I’ve been reading books by Sandra Dallas since The Persian Pickle Club, and I always enjoy her style of writing. This one was a bit harder of a read for me – I don’t know if it was just that I am burnt out living through our own modern-day pandemic or if my expectations were just too high. However, while this one wasn’t necessarily one of my favorites ever by this author, I still really enjoyed reading it. (But really, if you haven’t read The Persian Pickle Club yet, what are you waiting for?)
Set during WWI and with the Spanish Flu terrorizing people throughout the United States, two sisters – Helen and Lutie – move to Denver after their parents’ deaths. There, they take in basement lodgers to help pay for their house, which is fine until Lutie comes home from work one to find Helen standing over the dead body of the horribly abusive husband and father of one of them with a bloody ice pick in her hand. Not only do Helen and Lutie have to contend with the war abroad and avoiding the Spanish Flu, but they also have to protect this man’s daughter from being sent to an even worse situation while hoping no one prosecutes them for murder.
The topics in this book are particularly heavy. While this isn’t necessarily surprising in this author’s writing, I don’t remember having so many awful subjects piled on top of each other – child abuse, rape, murder, spousal abuse. While none of it is graphic, it definitely piles on, especially when paired with the backdrop of a world war and a pandemic killing hundreds of people.
Even so, the author does a great job creating each one of these characters, and I especially liked Helen and Lutie.
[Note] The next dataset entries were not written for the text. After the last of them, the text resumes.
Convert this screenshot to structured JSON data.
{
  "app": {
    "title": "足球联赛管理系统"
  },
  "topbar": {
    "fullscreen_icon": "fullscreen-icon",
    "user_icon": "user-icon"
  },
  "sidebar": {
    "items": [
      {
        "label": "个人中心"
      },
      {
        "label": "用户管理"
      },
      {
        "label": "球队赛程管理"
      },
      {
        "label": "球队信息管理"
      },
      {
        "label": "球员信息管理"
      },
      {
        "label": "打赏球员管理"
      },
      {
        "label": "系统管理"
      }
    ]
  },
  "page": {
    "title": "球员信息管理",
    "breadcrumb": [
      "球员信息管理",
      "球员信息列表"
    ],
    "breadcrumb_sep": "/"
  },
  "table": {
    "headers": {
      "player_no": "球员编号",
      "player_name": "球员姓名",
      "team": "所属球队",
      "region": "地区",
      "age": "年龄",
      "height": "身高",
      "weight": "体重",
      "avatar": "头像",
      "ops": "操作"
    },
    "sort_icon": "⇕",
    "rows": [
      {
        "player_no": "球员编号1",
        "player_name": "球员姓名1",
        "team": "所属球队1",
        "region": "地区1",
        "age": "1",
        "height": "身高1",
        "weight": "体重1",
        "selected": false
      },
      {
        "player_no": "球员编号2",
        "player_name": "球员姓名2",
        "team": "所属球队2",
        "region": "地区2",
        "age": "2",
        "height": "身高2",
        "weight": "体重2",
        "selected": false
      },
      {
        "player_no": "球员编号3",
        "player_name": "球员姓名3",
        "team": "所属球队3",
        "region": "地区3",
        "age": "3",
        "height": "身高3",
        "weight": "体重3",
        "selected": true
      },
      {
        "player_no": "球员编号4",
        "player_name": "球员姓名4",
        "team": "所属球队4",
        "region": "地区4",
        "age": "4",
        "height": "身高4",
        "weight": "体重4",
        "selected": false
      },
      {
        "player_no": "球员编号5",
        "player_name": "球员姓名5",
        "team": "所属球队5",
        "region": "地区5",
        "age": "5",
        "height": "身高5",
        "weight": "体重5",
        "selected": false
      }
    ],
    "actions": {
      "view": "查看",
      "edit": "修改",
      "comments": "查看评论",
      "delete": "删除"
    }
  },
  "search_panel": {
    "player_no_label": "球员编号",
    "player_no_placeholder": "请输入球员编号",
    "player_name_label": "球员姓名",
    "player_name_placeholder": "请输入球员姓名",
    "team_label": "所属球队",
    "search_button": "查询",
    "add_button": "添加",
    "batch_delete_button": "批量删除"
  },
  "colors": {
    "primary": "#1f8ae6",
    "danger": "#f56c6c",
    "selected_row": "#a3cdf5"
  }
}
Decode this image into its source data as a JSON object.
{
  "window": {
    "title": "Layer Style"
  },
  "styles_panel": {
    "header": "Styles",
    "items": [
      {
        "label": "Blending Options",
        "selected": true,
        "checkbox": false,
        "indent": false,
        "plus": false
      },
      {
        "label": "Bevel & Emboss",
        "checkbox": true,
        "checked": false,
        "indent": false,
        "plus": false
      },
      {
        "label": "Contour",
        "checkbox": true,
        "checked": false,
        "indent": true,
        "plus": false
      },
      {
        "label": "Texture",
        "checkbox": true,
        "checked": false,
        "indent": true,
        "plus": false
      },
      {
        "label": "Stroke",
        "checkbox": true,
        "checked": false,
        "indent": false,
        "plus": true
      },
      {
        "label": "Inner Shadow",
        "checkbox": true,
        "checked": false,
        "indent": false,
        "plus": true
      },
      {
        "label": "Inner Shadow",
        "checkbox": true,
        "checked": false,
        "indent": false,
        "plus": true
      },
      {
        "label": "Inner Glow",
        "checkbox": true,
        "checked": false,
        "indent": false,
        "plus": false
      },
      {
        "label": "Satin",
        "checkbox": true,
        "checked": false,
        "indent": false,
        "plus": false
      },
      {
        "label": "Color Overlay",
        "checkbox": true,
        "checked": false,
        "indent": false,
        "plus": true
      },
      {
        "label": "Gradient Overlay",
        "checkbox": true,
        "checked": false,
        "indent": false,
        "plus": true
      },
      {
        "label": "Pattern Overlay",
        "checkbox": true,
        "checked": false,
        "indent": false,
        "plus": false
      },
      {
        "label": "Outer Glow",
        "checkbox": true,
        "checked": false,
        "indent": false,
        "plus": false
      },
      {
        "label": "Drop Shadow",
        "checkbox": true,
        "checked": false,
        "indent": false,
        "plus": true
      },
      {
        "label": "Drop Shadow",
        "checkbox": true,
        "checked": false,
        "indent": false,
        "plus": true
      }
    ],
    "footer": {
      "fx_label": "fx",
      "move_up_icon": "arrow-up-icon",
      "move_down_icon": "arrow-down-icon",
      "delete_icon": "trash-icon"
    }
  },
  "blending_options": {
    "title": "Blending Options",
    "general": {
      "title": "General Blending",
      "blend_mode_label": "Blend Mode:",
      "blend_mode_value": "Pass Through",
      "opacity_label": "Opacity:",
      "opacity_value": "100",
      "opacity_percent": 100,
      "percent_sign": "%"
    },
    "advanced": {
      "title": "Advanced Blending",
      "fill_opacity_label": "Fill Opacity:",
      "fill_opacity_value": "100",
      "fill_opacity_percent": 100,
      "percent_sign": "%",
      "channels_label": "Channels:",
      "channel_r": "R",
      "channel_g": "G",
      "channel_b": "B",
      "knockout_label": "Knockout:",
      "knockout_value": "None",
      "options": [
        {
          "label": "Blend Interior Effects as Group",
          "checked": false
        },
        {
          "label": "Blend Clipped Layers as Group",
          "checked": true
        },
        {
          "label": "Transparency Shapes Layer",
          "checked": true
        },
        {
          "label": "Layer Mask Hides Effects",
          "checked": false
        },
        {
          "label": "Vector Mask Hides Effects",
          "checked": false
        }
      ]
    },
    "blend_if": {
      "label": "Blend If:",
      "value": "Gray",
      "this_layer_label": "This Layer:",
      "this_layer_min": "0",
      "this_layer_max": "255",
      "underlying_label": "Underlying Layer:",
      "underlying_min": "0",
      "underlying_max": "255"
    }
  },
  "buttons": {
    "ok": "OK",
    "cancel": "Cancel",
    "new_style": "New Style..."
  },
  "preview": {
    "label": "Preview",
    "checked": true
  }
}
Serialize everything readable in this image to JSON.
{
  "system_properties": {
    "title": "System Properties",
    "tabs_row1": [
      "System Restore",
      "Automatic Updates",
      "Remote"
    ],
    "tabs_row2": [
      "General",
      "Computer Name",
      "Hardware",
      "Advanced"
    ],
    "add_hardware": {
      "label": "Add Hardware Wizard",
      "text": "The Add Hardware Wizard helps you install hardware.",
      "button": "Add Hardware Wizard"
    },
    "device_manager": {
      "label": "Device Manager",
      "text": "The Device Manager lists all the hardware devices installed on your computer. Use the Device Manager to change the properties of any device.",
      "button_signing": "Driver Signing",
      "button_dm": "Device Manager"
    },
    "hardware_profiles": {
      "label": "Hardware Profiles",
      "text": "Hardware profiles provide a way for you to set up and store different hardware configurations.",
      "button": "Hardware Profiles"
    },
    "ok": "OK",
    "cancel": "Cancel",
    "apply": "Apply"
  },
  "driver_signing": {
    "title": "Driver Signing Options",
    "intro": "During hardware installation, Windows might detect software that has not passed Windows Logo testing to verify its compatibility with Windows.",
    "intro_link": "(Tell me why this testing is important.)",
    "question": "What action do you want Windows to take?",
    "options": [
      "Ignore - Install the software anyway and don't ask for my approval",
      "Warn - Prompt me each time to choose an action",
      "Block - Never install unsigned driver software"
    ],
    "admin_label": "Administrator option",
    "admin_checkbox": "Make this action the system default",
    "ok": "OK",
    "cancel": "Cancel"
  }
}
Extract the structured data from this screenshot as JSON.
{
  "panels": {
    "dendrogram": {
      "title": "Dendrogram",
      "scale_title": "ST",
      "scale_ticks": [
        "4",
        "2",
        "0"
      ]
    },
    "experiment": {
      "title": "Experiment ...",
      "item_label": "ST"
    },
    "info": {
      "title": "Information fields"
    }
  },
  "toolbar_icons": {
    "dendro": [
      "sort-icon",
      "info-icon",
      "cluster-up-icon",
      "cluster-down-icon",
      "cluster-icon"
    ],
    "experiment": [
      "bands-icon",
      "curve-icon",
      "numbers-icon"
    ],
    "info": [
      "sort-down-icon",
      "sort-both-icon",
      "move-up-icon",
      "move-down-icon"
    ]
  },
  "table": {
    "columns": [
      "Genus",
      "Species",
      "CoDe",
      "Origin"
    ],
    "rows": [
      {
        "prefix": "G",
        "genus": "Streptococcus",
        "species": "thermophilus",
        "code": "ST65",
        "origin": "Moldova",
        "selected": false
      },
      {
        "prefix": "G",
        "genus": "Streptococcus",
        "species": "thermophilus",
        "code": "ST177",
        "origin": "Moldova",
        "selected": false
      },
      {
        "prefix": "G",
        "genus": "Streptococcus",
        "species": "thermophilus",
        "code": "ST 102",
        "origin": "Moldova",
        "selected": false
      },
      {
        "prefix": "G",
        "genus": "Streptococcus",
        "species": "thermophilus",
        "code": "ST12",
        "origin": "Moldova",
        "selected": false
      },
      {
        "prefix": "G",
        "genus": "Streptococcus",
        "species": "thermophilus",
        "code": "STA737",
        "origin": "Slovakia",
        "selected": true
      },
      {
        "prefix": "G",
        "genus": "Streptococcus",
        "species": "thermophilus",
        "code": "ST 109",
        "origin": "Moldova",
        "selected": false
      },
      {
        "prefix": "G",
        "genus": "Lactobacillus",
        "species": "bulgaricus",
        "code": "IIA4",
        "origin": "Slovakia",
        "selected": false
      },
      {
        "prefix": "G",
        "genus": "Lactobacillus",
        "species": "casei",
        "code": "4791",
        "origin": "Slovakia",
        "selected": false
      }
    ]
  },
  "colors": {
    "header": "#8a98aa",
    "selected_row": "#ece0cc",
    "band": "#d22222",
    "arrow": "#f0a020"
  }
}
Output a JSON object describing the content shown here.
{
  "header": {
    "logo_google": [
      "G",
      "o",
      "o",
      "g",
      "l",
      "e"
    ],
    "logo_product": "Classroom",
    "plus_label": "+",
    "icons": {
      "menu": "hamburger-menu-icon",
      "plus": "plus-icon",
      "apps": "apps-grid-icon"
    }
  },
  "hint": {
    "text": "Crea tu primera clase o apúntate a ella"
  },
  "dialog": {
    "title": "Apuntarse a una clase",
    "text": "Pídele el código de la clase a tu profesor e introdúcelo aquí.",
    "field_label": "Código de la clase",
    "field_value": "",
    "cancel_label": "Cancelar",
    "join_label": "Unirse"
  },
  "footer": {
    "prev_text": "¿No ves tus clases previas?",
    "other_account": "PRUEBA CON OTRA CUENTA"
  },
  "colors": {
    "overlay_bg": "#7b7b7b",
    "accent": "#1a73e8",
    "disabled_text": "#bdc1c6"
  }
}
I really liked how Helen – the older sister and nurse – is so much more worldly and knowledgeable about the “real world” compared to her younger, more sheltered sister. When I was reading it, it was all so obvious to me as a modern reader, I had to keep reminding myself that these characters are living in a completely different time where two sisters inheriting from their parents and buying a house without a man could have been considered scandalous and uncommon. And even though this might not have been my favorite Sandra Dallas book of all time, I still didn’t want to put it down and stayed up too late more than one evening to find out what would happen them.
Thank you to NetGalley and St. Martin’s Press for providing me with a copy of this book in exchange for my honest review. It has not influenced my opinion.